The temptation to chase that feeling of excitement and approval that comes with each new swipe and with something (or someone) fresh and new is escalated by the convenience of apps like Tinder. There’s always a new option…and then the girl (or guy) ends up feeling like they’re always ALMOST enough…but again, not quite.
Studies have shown that the feeling those apps bring—the feeling of approval and instant gratification—has been considered addictive for some (even after meeting a decent human being that they actually like!).
The Huffington Post published an article on this issue a couple years ago.
That deeply personal, useful and instantly gratifying information makes Tinder an addictive experience, with each match fueling a kind of emotional high. Research has shown “likes” on Facebook and retweets on Twitter can release a dopamine surge that, in some cases, lead to social media addiction. Now imagine the chemical effect of immediate e-feedback that’s even more personal: While Facebook tells you if someone liked your status update, Tinder tells you if someone likes you. How soon will it be before people go from enjoying that feeling to craving it?

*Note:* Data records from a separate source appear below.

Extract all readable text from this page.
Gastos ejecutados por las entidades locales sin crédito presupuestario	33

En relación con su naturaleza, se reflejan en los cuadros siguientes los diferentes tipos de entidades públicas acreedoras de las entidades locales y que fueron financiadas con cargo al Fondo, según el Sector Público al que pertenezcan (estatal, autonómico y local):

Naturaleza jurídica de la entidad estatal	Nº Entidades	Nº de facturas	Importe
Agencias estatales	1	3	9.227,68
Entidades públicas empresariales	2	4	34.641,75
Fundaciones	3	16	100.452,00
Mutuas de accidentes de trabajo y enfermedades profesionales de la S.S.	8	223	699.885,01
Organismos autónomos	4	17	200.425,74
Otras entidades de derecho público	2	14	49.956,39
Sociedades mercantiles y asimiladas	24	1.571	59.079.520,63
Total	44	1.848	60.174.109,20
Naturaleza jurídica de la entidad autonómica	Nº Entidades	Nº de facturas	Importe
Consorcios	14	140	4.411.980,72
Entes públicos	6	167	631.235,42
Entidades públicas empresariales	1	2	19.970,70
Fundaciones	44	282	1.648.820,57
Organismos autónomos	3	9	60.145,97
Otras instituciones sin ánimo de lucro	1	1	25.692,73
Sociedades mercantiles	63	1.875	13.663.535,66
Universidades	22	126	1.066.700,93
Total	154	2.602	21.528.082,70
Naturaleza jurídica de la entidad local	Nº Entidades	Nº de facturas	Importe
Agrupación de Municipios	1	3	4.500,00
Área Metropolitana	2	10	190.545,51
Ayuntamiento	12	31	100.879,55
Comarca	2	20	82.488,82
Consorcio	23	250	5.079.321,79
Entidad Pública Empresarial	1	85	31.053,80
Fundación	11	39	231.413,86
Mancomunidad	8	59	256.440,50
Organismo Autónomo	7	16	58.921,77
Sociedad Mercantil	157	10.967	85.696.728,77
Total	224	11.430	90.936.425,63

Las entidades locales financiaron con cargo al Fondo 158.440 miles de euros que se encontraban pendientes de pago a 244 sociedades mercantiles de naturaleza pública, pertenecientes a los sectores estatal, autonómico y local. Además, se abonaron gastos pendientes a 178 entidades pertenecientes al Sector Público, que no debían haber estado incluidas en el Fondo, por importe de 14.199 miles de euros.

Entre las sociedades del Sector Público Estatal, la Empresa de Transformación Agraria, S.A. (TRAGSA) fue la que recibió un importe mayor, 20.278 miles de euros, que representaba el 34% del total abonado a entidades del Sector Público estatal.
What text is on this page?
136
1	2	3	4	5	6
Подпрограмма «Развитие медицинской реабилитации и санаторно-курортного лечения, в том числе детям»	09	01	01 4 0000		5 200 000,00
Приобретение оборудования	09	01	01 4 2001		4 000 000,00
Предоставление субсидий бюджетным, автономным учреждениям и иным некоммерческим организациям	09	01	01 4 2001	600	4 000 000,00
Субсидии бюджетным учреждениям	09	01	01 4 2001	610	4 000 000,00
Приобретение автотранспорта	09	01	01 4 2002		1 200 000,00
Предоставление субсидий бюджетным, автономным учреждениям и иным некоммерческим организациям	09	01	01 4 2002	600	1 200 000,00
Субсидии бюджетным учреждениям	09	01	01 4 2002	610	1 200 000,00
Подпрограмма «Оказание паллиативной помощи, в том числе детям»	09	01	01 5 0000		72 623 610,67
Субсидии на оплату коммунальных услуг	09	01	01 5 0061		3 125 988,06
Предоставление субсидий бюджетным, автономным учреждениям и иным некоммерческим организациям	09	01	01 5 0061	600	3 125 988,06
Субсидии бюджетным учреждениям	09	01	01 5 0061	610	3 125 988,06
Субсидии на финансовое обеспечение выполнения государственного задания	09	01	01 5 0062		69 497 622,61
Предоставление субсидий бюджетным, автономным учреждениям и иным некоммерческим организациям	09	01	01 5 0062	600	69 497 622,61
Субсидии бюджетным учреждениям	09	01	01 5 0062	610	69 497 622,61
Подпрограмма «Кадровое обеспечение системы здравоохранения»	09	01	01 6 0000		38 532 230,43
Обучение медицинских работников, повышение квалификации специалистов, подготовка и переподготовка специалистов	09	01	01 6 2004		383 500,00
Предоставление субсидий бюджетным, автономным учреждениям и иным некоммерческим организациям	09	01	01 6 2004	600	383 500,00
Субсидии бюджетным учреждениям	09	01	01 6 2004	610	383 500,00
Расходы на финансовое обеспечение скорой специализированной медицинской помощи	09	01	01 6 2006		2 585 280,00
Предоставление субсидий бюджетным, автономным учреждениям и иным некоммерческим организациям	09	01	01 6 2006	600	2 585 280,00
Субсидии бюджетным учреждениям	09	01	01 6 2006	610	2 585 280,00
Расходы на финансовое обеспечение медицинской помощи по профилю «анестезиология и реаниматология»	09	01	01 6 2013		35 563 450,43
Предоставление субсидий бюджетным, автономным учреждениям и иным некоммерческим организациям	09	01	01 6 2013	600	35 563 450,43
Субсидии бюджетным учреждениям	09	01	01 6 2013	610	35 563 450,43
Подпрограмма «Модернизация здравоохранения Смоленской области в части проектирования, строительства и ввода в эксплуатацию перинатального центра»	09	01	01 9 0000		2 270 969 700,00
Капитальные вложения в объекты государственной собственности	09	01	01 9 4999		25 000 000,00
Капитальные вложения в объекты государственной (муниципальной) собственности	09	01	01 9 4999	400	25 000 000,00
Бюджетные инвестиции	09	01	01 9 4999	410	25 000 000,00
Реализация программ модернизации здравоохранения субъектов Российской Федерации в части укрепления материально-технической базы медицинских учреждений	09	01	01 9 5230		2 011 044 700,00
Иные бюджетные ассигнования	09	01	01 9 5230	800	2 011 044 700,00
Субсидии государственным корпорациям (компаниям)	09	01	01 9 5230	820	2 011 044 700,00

Tinder’s popularity both underscores and feeds an obsession with constant acknowledgment and approval. It suggests we’re all but starving for likes, eager for affirmation, and will no doubt be suffering even more acute Tinderitis in our push to figure out which strangers, and how many, think we’re hot. — The Huffington Post
Other studies have shown that the very feeling you experience when you feel like the Almost Girl—the icky feeling of low self-esteem and not enoughness—is correlated to apps like Tinder.
The Problem Isn’t You
So if you’re having trouble dating, if you constantly feel like possible relationships fall through before you even have much of chance, please realize that the problem isn’t you. The problem is chasing that “emotional high,” or, butterflies. And now there are literally apps for capturing them.
What’s the answer, then?
I’m not sure there’s a perfect solution. This whole dating thing is inevitably going to be trickier and trickier as these apps and sites become more and more popular (and addicting). The problem isn’t you but you don’t have to feed into the problem by having a presence on those apps or by playing into the culture. Don’t lower your standards. Because you’re not the almost girl. You’re not almost enough, you’re always enough—even if that guy didn’t like you back or ask for a second date. The butterflies may have just landed somewhere else.
So I’d log off for a hot second, delete the apps, and stop asking what’s wrong with you when things don’t work out. Because you don’t need the emptiness of another swipe—you need the fullness of your Savior (Hebrews 13:6).